Since We Can’t Why Vacation Abroad, Staycation at Home!
As summer nears its end, and the end of the COVID-19 Pandemic is nowhere in sight, it has been almost impossible to vacation for the safety of yourself and others. However, instead of giving up on the idea of vacationing, some are taking the vacation home to them. Staycations are becoming the hot new thing this summer, having all of the comforts of a vacation, but at a more affordable price.
First, if you want to experience a Staycation, the most important thing you can do is plan ahead. According to Cleavland.com, there are a few things you must consider when planning your stay-at-home trip. One tip to look out for is to remember that everyone wants something different from a vacation. Make sure that you can accommodate for every person’s needs and wishes. Another aspect to remember is to stick to a budget. Just like a normal vacation, you cannot just blow money away.
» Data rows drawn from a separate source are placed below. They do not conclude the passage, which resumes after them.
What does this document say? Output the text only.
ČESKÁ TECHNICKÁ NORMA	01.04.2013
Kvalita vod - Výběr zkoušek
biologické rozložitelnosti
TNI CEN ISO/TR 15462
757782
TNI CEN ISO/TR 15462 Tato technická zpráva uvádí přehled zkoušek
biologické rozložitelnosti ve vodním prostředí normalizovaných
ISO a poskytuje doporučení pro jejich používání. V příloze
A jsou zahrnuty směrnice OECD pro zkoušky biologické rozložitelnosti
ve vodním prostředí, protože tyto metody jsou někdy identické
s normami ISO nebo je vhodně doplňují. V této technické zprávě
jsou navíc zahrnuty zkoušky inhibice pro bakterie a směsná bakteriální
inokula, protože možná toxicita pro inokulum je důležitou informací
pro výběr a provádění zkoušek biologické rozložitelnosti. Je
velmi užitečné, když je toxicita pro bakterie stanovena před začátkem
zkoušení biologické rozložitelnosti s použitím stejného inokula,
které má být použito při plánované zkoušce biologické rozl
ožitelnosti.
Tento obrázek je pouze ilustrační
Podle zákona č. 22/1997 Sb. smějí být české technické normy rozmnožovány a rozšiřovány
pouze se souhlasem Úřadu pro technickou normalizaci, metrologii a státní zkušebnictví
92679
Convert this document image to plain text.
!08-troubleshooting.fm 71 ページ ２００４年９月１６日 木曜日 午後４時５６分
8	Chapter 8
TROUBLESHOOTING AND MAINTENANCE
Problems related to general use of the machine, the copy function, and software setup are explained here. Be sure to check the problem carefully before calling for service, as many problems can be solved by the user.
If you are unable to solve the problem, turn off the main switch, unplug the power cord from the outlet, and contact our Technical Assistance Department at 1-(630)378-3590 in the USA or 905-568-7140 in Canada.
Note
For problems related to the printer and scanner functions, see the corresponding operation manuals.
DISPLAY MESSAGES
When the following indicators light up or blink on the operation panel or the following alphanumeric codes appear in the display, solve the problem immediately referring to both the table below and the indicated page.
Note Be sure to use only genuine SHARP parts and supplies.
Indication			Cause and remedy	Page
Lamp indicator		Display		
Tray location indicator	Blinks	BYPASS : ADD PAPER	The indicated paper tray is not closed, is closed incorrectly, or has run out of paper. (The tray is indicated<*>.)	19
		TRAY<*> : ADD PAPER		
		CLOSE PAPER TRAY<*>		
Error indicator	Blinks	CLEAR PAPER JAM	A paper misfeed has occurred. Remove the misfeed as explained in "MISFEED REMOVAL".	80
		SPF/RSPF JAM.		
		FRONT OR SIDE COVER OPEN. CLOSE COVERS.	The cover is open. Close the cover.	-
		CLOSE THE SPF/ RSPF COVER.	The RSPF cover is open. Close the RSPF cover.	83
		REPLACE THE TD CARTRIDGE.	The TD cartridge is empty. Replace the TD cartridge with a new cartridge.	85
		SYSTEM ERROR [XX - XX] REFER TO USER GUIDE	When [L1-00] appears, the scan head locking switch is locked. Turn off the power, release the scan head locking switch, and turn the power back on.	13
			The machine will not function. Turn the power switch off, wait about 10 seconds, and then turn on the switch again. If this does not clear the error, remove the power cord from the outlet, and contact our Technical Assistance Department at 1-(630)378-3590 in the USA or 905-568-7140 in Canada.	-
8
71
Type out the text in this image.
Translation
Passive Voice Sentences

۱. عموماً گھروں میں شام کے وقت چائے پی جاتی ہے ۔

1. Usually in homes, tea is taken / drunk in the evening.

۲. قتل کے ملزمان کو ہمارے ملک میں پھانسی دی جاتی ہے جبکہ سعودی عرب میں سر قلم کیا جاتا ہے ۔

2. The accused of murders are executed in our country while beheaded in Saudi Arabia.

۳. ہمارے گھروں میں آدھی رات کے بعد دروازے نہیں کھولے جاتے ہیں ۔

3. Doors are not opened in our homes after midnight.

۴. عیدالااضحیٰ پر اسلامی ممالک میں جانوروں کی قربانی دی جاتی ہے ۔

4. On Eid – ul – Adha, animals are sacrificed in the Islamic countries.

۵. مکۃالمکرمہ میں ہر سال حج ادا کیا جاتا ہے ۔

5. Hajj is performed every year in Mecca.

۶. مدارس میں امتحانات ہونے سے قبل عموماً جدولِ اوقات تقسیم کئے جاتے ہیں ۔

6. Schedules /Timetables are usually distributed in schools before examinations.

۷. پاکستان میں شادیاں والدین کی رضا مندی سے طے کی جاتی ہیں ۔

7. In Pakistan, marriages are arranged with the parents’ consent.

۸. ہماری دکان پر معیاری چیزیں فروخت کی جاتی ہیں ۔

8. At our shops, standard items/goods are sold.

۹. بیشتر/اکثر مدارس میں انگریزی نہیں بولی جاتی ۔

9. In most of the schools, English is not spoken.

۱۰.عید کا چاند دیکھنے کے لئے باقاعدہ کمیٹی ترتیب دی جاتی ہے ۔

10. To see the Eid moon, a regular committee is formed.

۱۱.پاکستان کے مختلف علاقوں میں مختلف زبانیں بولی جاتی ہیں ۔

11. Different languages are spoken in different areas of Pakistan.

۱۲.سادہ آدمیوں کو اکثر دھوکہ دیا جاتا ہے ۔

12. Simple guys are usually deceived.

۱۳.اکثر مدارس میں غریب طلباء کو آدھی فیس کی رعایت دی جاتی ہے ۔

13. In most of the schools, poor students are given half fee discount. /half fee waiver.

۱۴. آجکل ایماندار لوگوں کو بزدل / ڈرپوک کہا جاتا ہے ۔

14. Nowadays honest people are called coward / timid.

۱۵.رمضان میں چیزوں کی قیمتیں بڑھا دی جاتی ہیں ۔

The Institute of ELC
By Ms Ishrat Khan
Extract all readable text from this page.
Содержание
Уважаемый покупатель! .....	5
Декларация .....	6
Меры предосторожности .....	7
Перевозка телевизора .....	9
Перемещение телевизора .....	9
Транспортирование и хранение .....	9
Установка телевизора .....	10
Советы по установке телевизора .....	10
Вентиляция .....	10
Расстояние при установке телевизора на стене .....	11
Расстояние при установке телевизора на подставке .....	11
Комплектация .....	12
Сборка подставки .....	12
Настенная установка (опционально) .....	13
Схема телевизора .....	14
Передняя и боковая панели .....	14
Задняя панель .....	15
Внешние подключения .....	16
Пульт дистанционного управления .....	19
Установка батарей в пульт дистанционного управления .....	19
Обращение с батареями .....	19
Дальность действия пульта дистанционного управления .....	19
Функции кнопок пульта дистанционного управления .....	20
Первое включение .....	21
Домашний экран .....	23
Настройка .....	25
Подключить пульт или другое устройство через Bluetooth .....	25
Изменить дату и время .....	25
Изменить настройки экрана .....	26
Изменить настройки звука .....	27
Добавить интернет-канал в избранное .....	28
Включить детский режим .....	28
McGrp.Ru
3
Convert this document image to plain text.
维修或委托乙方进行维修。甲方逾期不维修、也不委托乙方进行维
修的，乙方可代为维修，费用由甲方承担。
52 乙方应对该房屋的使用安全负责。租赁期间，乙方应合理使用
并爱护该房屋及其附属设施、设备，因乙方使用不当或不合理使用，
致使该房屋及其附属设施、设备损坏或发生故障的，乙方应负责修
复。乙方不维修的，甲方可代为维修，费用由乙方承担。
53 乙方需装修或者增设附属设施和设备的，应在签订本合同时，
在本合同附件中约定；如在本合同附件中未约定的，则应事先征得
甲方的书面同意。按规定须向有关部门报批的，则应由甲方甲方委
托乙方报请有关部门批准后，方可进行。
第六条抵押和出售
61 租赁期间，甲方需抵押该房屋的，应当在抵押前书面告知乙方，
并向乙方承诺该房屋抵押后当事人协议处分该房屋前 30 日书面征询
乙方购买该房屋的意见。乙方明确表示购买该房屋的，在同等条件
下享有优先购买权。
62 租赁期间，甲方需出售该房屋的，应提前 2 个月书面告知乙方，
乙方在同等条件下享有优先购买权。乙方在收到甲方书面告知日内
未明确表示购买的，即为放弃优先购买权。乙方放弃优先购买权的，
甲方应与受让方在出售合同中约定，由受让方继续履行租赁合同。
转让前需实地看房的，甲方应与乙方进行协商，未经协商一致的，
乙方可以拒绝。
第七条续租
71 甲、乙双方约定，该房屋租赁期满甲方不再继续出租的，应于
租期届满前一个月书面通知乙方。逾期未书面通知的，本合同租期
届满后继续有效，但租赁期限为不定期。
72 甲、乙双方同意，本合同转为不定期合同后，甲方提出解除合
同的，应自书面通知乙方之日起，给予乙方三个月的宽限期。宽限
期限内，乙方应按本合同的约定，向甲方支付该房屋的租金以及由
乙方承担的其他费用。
A Staycation is still a vacation, so this means resist any urge to do work or other household chores. You are meant to relax on a vacation, not stress out, which means you shouldn’t put those extra stresses on yourself. And finally, get out of the house. While a staycation technically means vacationing at home, getting out of your house and partaking in some local activity that you never do adds excitement to your getaway. Yes, you are in a pandemic, but everyone needs a vacation.
But how do you actually create a staycation in the comfort of your home, or in your local area? It might be a lot easier than you think. In a Vox interview, Dan Kieran advocates for simple, slow travel: partaking in something you have never done before. This could range from walking down an unfamiliar street to even sleeping in a different part of your home. Hiking, picnicking, and even a movie under the stars could qualify as a staycation. Anything out of the norm can be your staycation if you want it to be.
While in America we might not be as used to staycations, countries such as Sweden have long embraced the tradition, and COVID-19 is only extending and reshaping it more. Known as ‘hemester’ in Sweden, these vacations range from staying at home to traveling to a different part of the country. Around 20% of the population owns a summer cottage or cabin and 50% have access to one through family or friends. With COVID in play this summer, real estate agents in Sweden have been reporting a rise in demand for summer houses, meaning that staycations are thriving more than ever.
It is important to take the road less traveled by exploring local cultures and foods that you tend to shy away from. The world is your oyster. In a sense, these local trips can force us to appreciate our neighborhoods, an area that we often want to tend to take advantage of. When at many times we want to escape our homes and travel far, circumstances keep us from doing so. Maybe we should look to Sweden and other countries in order to come back to our roots by staycationing local and staying safe.